The Conservatives have published amendments to the Crime and Courts Bill which would allow the courts to impose "exemplary damages" - large fines - on publishers of "news-related material" which is inaccurate or intrusive.
The threat would be lifted from publishers that sign up to an approved regulator, creating an incentive for newspapers to engage with the new system.
Mr Cameron believes his proposals will defend press freedom and provide swift justice for victims of press inaccuracy and intrusion.
He has toughened up his proposals in some key areas - the regulator would now have the power to dictate the prominence of a printed apology and the arbitration process would be free to complainants.
But he must now convince Tory rebels - who are planning to vote against his proposals - that his royal charter are robust enough.
He defended his decision to walk out of cross-party talks on Thursday, saying he wanted to force the issue to a head and he believed a deal could still be reached.
"We can't go on with a situation where bill after bill of the government's legislative programme is potentially hijacked or contaminated with motions and amendments that are about something that is completely different," he said.

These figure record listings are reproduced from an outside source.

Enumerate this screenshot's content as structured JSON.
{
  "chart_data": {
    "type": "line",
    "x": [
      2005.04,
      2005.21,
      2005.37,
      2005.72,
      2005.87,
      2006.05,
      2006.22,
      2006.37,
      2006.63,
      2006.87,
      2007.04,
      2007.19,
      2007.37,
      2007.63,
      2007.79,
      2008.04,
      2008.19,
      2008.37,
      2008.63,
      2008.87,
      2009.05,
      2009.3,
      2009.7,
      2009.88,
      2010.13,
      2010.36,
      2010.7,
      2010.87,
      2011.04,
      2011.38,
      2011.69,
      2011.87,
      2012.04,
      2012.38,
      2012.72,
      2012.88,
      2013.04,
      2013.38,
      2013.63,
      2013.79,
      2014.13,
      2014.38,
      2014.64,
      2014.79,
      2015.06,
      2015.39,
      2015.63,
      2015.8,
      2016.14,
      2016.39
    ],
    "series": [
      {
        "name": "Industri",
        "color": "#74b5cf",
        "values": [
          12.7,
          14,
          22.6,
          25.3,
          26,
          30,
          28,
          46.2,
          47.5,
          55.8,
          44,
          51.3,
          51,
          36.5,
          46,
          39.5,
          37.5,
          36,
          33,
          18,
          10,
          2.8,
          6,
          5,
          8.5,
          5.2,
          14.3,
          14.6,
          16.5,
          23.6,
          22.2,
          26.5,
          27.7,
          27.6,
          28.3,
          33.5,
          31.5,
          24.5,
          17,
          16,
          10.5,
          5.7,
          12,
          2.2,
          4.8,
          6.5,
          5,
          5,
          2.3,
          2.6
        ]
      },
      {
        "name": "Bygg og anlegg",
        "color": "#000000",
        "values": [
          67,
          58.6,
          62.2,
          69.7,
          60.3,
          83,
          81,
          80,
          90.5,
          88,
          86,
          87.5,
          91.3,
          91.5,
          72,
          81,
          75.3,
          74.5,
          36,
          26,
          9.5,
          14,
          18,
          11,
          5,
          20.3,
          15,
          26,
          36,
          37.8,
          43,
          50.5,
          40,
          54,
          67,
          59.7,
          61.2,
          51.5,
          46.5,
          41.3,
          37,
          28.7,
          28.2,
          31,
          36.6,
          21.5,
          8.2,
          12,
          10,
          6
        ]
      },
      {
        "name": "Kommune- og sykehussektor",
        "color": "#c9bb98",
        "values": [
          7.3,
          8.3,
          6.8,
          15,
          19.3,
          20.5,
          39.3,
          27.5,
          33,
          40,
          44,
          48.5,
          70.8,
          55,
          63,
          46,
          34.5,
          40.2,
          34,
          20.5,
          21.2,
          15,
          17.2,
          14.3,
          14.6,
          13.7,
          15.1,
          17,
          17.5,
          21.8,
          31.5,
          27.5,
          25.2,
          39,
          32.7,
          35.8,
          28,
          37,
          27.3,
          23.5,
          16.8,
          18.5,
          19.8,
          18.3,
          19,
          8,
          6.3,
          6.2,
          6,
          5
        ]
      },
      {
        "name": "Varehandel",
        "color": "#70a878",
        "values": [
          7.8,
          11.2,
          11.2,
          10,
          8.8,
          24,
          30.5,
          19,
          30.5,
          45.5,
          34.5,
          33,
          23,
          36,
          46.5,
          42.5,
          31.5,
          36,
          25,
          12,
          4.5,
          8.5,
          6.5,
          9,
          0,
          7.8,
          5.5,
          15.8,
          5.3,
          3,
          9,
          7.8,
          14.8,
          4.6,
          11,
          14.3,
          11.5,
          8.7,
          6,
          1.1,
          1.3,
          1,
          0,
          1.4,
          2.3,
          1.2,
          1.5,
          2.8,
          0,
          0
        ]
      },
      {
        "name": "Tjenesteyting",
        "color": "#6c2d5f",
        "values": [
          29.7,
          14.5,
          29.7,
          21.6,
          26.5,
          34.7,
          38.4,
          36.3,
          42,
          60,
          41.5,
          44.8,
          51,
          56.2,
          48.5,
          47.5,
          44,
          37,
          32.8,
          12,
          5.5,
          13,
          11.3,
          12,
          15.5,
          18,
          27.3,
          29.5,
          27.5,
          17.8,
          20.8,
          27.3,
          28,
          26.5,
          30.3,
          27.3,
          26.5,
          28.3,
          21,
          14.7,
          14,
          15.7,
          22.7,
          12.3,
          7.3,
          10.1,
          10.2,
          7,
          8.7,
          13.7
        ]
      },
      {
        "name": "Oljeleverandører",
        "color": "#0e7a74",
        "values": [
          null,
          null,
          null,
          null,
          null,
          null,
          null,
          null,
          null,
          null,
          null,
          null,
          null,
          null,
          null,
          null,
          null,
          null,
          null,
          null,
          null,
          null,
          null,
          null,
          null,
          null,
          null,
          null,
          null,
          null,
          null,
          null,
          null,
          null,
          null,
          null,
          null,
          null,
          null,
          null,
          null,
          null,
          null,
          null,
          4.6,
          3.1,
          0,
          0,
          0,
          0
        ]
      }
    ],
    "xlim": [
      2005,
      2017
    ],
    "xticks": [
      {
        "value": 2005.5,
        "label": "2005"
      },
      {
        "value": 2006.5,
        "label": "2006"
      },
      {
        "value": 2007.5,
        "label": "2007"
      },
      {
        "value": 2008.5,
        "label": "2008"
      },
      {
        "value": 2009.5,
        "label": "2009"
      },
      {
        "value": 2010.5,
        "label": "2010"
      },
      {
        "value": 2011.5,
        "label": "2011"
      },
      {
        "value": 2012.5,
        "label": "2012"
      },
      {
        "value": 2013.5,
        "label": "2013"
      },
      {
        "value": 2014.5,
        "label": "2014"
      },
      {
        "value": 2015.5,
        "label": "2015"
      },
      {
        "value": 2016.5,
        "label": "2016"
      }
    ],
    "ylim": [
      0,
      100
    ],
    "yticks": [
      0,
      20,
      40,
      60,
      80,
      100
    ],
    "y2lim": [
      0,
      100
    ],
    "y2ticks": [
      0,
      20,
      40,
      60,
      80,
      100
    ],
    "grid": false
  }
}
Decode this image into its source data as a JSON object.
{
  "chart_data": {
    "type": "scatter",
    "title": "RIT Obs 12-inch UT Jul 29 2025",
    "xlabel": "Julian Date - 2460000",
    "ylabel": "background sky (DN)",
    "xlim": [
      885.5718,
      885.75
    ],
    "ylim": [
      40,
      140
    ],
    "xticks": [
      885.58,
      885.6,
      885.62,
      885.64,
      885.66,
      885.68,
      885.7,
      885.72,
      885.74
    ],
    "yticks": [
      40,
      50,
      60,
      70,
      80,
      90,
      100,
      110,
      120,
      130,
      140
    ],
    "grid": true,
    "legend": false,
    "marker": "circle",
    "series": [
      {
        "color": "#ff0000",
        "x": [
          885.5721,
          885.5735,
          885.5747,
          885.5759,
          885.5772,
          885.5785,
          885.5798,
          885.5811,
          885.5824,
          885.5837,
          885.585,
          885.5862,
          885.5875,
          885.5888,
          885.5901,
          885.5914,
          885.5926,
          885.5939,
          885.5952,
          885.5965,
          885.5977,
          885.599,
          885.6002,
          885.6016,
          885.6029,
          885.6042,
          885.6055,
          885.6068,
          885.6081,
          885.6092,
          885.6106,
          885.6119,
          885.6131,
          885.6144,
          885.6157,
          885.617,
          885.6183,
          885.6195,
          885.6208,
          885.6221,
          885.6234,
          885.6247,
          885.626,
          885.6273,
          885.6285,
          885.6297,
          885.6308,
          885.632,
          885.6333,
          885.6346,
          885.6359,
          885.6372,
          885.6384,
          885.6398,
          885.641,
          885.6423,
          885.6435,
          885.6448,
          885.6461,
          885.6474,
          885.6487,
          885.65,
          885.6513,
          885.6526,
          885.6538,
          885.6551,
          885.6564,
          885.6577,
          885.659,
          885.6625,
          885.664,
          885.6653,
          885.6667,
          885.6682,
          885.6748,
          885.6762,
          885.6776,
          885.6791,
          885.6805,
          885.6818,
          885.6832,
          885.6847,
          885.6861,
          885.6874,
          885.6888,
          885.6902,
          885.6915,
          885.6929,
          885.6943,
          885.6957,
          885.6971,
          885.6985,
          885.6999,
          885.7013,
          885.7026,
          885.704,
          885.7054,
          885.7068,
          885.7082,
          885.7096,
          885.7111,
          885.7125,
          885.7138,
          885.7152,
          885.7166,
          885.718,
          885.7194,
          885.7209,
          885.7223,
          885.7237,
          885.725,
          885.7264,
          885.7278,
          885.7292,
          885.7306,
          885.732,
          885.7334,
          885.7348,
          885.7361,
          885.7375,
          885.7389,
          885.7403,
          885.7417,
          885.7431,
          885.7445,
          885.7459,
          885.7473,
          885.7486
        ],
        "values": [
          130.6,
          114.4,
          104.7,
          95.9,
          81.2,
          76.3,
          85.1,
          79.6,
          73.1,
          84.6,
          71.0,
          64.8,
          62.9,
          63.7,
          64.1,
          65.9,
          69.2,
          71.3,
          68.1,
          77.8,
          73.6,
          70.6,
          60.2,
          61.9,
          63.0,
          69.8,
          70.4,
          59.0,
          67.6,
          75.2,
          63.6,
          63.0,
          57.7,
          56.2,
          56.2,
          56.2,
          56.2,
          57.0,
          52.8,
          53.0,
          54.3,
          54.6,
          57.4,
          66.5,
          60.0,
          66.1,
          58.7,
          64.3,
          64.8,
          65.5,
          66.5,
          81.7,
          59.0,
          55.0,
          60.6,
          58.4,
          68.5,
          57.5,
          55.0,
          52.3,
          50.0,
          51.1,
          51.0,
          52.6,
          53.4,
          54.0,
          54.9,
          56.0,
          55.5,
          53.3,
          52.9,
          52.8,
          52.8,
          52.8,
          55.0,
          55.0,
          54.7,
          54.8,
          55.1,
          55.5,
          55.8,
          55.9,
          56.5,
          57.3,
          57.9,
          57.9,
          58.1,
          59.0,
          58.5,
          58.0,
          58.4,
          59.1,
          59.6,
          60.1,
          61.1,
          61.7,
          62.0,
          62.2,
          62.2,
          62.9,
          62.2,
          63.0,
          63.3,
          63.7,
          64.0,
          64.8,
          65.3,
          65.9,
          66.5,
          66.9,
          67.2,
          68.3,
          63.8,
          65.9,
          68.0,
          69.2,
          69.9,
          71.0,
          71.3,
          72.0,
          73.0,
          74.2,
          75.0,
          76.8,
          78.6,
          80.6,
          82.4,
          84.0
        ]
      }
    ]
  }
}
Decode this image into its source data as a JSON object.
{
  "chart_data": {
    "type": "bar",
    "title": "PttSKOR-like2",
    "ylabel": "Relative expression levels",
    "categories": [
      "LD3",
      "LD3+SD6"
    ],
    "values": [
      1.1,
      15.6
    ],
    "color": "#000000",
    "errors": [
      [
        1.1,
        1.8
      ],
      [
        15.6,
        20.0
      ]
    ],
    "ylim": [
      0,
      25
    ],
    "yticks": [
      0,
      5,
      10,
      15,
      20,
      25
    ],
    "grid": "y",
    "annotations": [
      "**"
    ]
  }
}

"That's why I think it is right to bring this to a conclusion."
Gerry McCann, the father of missing Madeleine McCann, said it was essential that the regulator was backed by legislation.
"Lord Justice Leveson was absolutely clear on this. He said that statutory underpinning was essential," he told BBC News.
"Up until the announcement I had never really heard of a royal charter. It seems something of an archaic system to underwrite something so important.
"I would much, much prefer that this was put properly into the statute book."
The Leveson Inquiry was set up by Mr Cameron to examine the culture, practice and ethics of the press in the wake of the phone-hacking scandal at the now-defunct News of the World tabloid.
Its 2,000-page report, published in November, found press behaviour was "outrageous" and "wreaked havoc with the lives of innocent people".
It recommended that the press should set up a tough new independent regulator, but the system should be underpinned by legislation to ensure the system was effective.
Downing Street insists the bust-up between the prime minister and his deputy over press regulation does not spell the end for the coalition government.
The prime minister's official spokesman said it was "not the first time that coalition parties have taken a different approach on important but specific issues".
Mr Clegg said he was "disappointed and surprised" Mr Cameron had walked out of Thursday's talks, but he said he had always taken a separate position from the PM on whether press regulation should be backed by law.